Vingt ans après

Demain, sortira en librairie une nouvelle édition de La Trame conjugale. Voici le début de la préface à cette nouvelle édition :

“La première édition de cet ouvrage a un peu plus de vingt ans. Ce n’était pas mon premier livre, mais ce fut celui qui me fit connaître. Car immédiatement il fit parler, beaucoup. Je me souviens de ce moment étrange où, jusqu’alors chercheur discret, je ressentis un soudain élargissement de ma sphère d’existence, notamment à travers les médias. Nathalie Heinich a très bien analysé ce processus d’élargissement de soi à propos des prix littéraires[1]. Certes je n’avais pas reçu le Goncourt mais, toutes proportions gardées, le trouble était un peu le même : perte des repères existentiels habituels masquée par une griserie rendant la vie légère. Griserie d’autant plus prenante qu’elle était très joyeuse, dominée par les rires. Mon analyse du couple par le linge faisait rire, partout. Même dans les colloques universitaires, où mes communications déclenchaient désormais des manifestations de bonne humeur. J’aime bien rire et faire rire ; je trouvais donc cela très bien. Mais je ne pus m’empêcher de remarquer que ces éclats avaient un petit quelque chose de suspect. Les spécialistes de la conversation savent bien que l’humour permet un langage à « double-entente » : on dit sans le dire puisque c’est pour rire. Mais on le dit quand même, et qui veut comprendre comprend. Le rire est souvent utilisé pour exprimer des thèses qui, dites autrement, tomberaient sous le coup de la loi (voir certains « humoristes » qui font l’actualité), ou des questions particulièrement délicates et sensibles, difficiles à exposer. L’analyse du couple par son linge révélait des interrogations profondes.

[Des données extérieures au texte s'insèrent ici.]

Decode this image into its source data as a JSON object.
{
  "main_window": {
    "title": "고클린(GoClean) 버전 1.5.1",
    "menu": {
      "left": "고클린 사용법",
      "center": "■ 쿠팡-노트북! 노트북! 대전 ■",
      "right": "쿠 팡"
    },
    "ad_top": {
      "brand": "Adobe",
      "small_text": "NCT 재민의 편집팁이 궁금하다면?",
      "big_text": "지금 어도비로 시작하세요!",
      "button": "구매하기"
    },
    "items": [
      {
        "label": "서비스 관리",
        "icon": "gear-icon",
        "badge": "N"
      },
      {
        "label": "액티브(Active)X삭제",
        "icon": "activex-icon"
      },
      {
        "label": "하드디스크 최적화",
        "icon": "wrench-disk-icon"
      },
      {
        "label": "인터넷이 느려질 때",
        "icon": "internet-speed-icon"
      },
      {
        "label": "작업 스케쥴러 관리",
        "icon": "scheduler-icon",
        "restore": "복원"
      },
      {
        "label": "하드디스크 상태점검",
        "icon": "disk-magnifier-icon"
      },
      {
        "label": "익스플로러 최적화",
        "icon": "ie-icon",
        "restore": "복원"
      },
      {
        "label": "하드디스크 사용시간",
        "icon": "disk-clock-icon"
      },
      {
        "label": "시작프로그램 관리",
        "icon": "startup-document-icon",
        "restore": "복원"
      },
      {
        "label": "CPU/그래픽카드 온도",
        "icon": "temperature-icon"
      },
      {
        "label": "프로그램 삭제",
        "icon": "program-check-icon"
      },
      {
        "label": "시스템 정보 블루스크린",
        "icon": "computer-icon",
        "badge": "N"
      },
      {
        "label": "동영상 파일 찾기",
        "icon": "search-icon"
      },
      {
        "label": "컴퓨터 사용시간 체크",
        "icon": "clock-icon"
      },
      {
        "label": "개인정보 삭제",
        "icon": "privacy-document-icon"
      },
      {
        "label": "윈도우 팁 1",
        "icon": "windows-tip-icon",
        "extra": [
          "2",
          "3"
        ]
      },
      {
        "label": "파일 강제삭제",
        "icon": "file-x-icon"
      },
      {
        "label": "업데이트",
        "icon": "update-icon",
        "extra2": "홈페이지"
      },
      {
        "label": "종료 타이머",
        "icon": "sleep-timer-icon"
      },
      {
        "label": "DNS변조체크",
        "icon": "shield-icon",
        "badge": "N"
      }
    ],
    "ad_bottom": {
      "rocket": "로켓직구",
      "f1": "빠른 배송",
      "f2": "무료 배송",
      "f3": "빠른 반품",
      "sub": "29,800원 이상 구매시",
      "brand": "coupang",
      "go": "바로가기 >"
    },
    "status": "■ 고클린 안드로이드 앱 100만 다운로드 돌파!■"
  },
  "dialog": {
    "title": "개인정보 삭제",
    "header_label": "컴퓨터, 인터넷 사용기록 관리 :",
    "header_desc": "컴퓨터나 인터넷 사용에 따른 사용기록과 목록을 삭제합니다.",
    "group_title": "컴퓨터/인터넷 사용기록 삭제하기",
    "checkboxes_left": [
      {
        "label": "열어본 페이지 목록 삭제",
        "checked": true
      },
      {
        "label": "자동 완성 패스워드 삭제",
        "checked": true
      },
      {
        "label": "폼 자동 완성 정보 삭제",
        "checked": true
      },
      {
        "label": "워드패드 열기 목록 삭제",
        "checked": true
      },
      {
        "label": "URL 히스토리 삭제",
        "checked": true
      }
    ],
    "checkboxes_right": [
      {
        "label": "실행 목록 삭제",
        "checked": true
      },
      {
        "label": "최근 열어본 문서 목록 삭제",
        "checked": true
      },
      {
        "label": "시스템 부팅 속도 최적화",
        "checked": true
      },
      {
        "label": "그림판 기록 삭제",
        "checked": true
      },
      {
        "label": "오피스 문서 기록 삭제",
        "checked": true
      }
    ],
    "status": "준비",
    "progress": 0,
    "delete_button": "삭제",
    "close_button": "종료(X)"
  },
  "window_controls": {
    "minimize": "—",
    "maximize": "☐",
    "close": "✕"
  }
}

Tout ne fut cependant pas parfait pour moi. Les rires dans les colloques me condamnaient à une place agréable mais subalterne du point de vue universitaire. Et on me regarda un peu de travers lorsque j’eus l’audace de proposer ensuite des textes théoriques (beaucoup plus ennuyeux) : tel un héros de série B voulant jouer du Molière, je sortais de mon rôle. Plus grave, une fraction minoritaire du mouvement féministe, tenante d’une analyse en termes de guerre des sexes, vit en moi un ennemi de la cause des femmes. D’abord parce que j’étais un homme, tout simplement. Ensuite et surtout parce qu’en analysant les processus qui reproduisent durablement l’inégalité (c’est ce qui est au centre de ce livre), j’insiste sur la mémoire historique qui pousse les femmes à agir malgré elles. « Je me dis je suis bien bête, mais c’est plus fort que moi ». La marche vers l’égalité dépend moins à mon avis d’une guerre des femmes contre les hommes que d’un combat intérieur des unes et des autres contre la part d’eux-mêmes qui résiste. Les hommes doivent se faire violence pour prendre en charge davantage ces taches ménagères qui ne les motivent guère. Et les femmes doivent se faire violence également, pour accepter que la vaisselle ou le repassage ne soit pas faits comme elles rêveraient qu’ils le soient. Il ne s’agit pas pour moi de dédouaner les hommes de toute responsabilité particulière. Ils ont joué un rôle spécifique dans le système de domination qui a assujetti les femmes depuis des siècles, et ils continuent à défendre leurs positions de pouvoir dans le monde économique et politique. Mais à l’intérieur des foyers, réduire l’analyse à la guerre des sexes nous condamnerait à ne rien comprendre, donc à ne pouvoir avancer vers plus d’égalité. Or la question du partage des tâches ménagères n’est pas une petite question, d’ordre strictement privé, séparée du reste. Elle constitue au contraire le grand point de blocage pour une avancée décisive vers plus d’égalité entre les hommes et les femmes. Notamment parce que l’Etat ne peut intervenir ici, réglementer les comportements intimes, que les personnes ont un droit souverain sur leur vie personnelle. C’est au cœur de cette liberté inaliénable que gît le mécanisme le plus puissant de reproduction des inégalités”.



[1]Nathalie Heinich, L’épreuve de la grandeur. Prix littéraires et reconnaissance, Paris, La Découverte, 1999.